Scarfe’s own contribution to the series, entitled “Alone Together”, does a good job of evoking this uncanny, haunting sense of fragmentation, using resonating tones, pushed sometimes to the edge of distortion, to transform a series of sonic events that would otherwise be quite generic. Clamouring flocks of squawking water birds are contrasted with the quiet chirp of an individual songbird or cuckoo in the hedgerows. Pitched sounds reverberate, ring, and thrum. The overall mood is nicely blank and impassive, shorn of any unnecessary sentimentality, and yet I get an impression both of the beauty of the recording locations and of the sense of aloneness Scarfe alludes to in the liner notes. A shared experience inevitably becomes a unique and personal secret in the private space of memory.
Whereas Scarfe’s path through the collective archive downplays the intentions of the composer in favour of a more direct form of listening to the environment, Tuulikki Bartosik’s “Primary Reception” presents a more active intervention into these recorded landscapes. Her big, open accordion chords are soon filling the dense air of a pine forest. A rambling melody sits beneath a blanket of roaring air, followed by the wooden knock-knocking of a percussive exercise recorded by other participants (including Scarfe) at another point in the residency. Towards the end Bartosik adds her own voice by singing softly, evoking an impression of timeless mystery in the depths of the ancient forest.

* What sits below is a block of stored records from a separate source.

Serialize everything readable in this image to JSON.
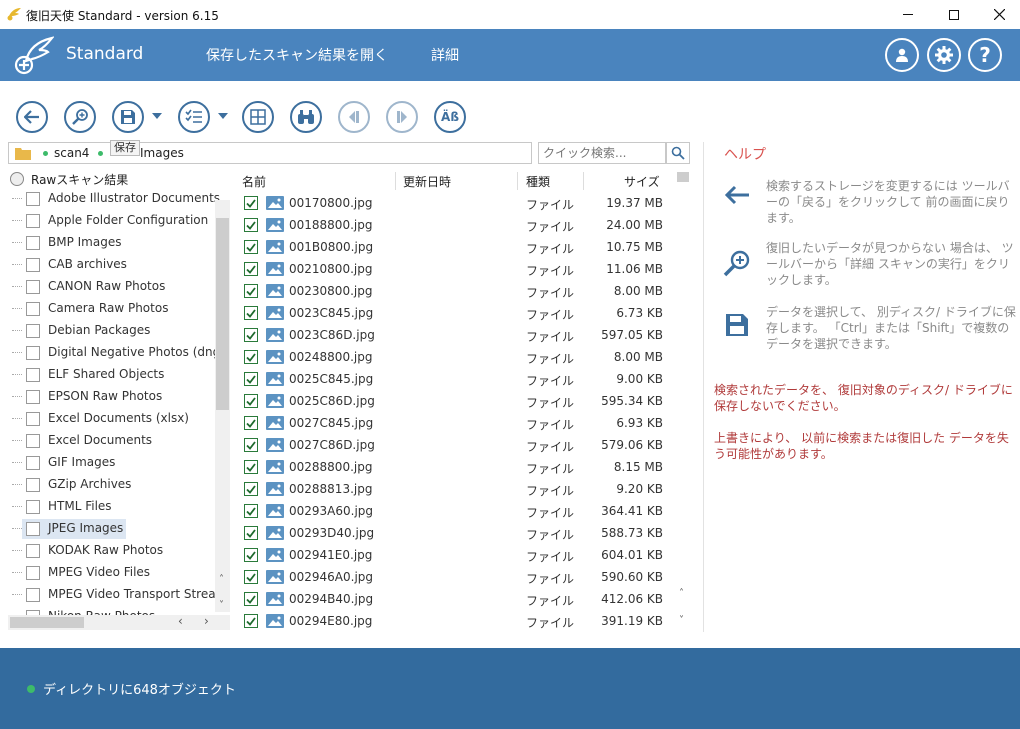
{
  "window": {
    "title": "復旧天使 Standard - version 6.15",
    "minimize_icon": "minimize-icon",
    "maximize_icon": "maximize-icon",
    "close_icon": "close-icon"
  },
  "header": {
    "brand": "Standard",
    "menu": [
      "保存したスキャン結果を開く",
      "詳細"
    ],
    "buttons": [
      "user-icon",
      "gear-icon",
      "help-icon"
    ],
    "color": "#4a84be"
  },
  "toolbar": {
    "tooltip": "保存",
    "buttons": [
      "back-icon",
      "search-zoom-icon",
      "save-icon",
      "checklist-icon",
      "grid-icon",
      "binoculars-icon",
      "prev-icon",
      "next-icon",
      "case-icon"
    ],
    "case_label": "Äß"
  },
  "path": {
    "segments": [
      "scan4",
      "Images"
    ],
    "search_placeholder": "クイック検索..."
  },
  "tree": {
    "root": "Rawスキャン結果",
    "items": [
      "Adobe Illustrator Documents",
      "Apple Folder Configuration",
      "BMP Images",
      "CAB archives",
      "CANON Raw Photos",
      "Camera Raw Photos",
      "Debian Packages",
      "Digital Negative Photos (dng)",
      "ELF Shared Objects",
      "EPSON Raw Photos",
      "Excel Documents (xlsx)",
      "Excel Documents",
      "GIF Images",
      "GZip Archives",
      "HTML Files",
      "JPEG Images",
      "KODAK Raw Photos",
      "MPEG Video Files",
      "MPEG Video Transport Stream",
      "Nikon Raw Photos"
    ],
    "selected": "JPEG Images"
  },
  "list": {
    "columns": [
      "名前",
      "更新日時",
      "種類",
      "サイズ"
    ],
    "rows": [
      {
        "name": "00170800.jpg",
        "type": "ファイル",
        "size": "19.37 MB"
      },
      {
        "name": "00188800.jpg",
        "type": "ファイル",
        "size": "24.00 MB"
      },
      {
        "name": "001B0800.jpg",
        "type": "ファイル",
        "size": "10.75 MB"
      },
      {
        "name": "00210800.jpg",
        "type": "ファイル",
        "size": "11.06 MB"
      },
      {
        "name": "00230800.jpg",
        "type": "ファイル",
        "size": "8.00 MB"
      },
      {
        "name": "0023C845.jpg",
        "type": "ファイル",
        "size": "6.73 KB"
      },
      {
        "name": "0023C86D.jpg",
        "type": "ファイル",
        "size": "597.05 KB"
      },
      {
        "name": "00248800.jpg",
        "type": "ファイル",
        "size": "8.00 MB"
      },
      {
        "name": "0025C845.jpg",
        "type": "ファイル",
        "size": "9.00 KB"
      },
      {
        "name": "0025C86D.jpg",
        "type": "ファイル",
        "size": "595.34 KB"
      },
      {
        "name": "0027C845.jpg",
        "type": "ファイル",
        "size": "6.93 KB"
      },
      {
        "name": "0027C86D.jpg",
        "type": "ファイル",
        "size": "579.06 KB"
      },
      {
        "name": "00288800.jpg",
        "type": "ファイル",
        "size": "8.15 MB"
      },
      {
        "name": "00288813.jpg",
        "type": "ファイル",
        "size": "9.20 KB"
      },
      {
        "name": "00293A60.jpg",
        "type": "ファイル",
        "size": "364.41 KB"
      },
      {
        "name": "00293D40.jpg",
        "type": "ファイル",
        "size": "588.73 KB"
      },
      {
        "name": "002941E0.jpg",
        "type": "ファイル",
        "size": "604.01 KB"
      },
      {
        "name": "002946A0.jpg",
        "type": "ファイル",
        "size": "590.60 KB"
      },
      {
        "name": "00294B40.jpg",
        "type": "ファイル",
        "size": "412.06 KB"
      },
      {
        "name": "00294E80.jpg",
        "type": "ファイル",
        "size": "391.19 KB"
      }
    ]
  },
  "help": {
    "title": "ヘルプ",
    "items": [
      {
        "icon": "back-arrow-icon",
        "text": "検索するストレージを変更するには ツールバーの「戻る」をクリックして 前の画面に戻ります。"
      },
      {
        "icon": "search-zoom-icon",
        "text": "復旧したいデータが見つからない 場合は、 ツールバーから「詳細 スキャンの実行」をクリックします。"
      },
      {
        "icon": "save-icon",
        "text": "データを選択して、 別ディスク/ ドライブに保存します。 「Ctrl」または「Shift」で複数の データを選択できます。"
      }
    ],
    "warnings": [
      "検索されたデータを、 復旧対象のディスク/ ドライブに保存しないでください。",
      "上書きにより、 以前に検索または復旧した データを失う可能性があります。"
    ]
  },
  "status": {
    "text": "ディレクトリに648オブジェクト",
    "color": "#336b9e"
  }
}
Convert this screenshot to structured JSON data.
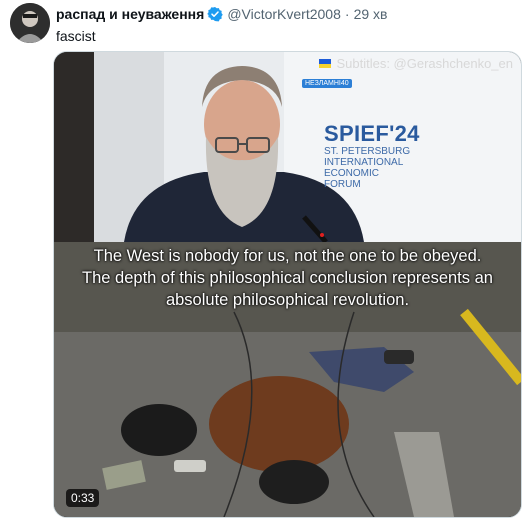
{
  "author": {
    "display_name": "распад и неуваження",
    "handle": "@VictorKvert2008",
    "separator": "·",
    "timestamp": "29 хв",
    "verified_icon": "verified-badge-icon"
  },
  "tweet": {
    "text": "fascist"
  },
  "media": {
    "type": "video",
    "subtitle_credit": "Subtitles: @Gerashchenko_en",
    "channel_badge": "НЕЗЛАМНІ40",
    "forum_title": "SPIEF'24",
    "forum_lines": [
      "ST. PETERSBURG",
      "INTERNATIONAL",
      "ECONOMIC",
      "FORUM"
    ],
    "caption_lines": [
      "The West is nobody for us, not the one to be obeyed.",
      "The depth of this philosophical conclusion represents an",
      "absolute philosophical revolution."
    ],
    "duration": "0:33"
  },
  "colors": {
    "verified": "#1d9bf0",
    "forum_blue": "#2a5a9e",
    "text_primary": "#0f1419",
    "text_secondary": "#536471"
  }
}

Although the Active Crossover residencies themselves are a fascinating concept and no doubt deeply rewarding for participants, these two releases suggest that the ‘Corollaries’ series, currently at ten editions, is more than simply a way of documenting the event. As well as compiling the reflections and (mis-)rememberings of those who took part in the Mooste residency, the series provides a fascinating opportunity to compare and contrast different approaches to the same material and situations, mapping the same terrain from different angles and perspectives. These differences in individual recollection and response in no way diminish the power of a shared experience, but rather deepen and enrich it through their diversity.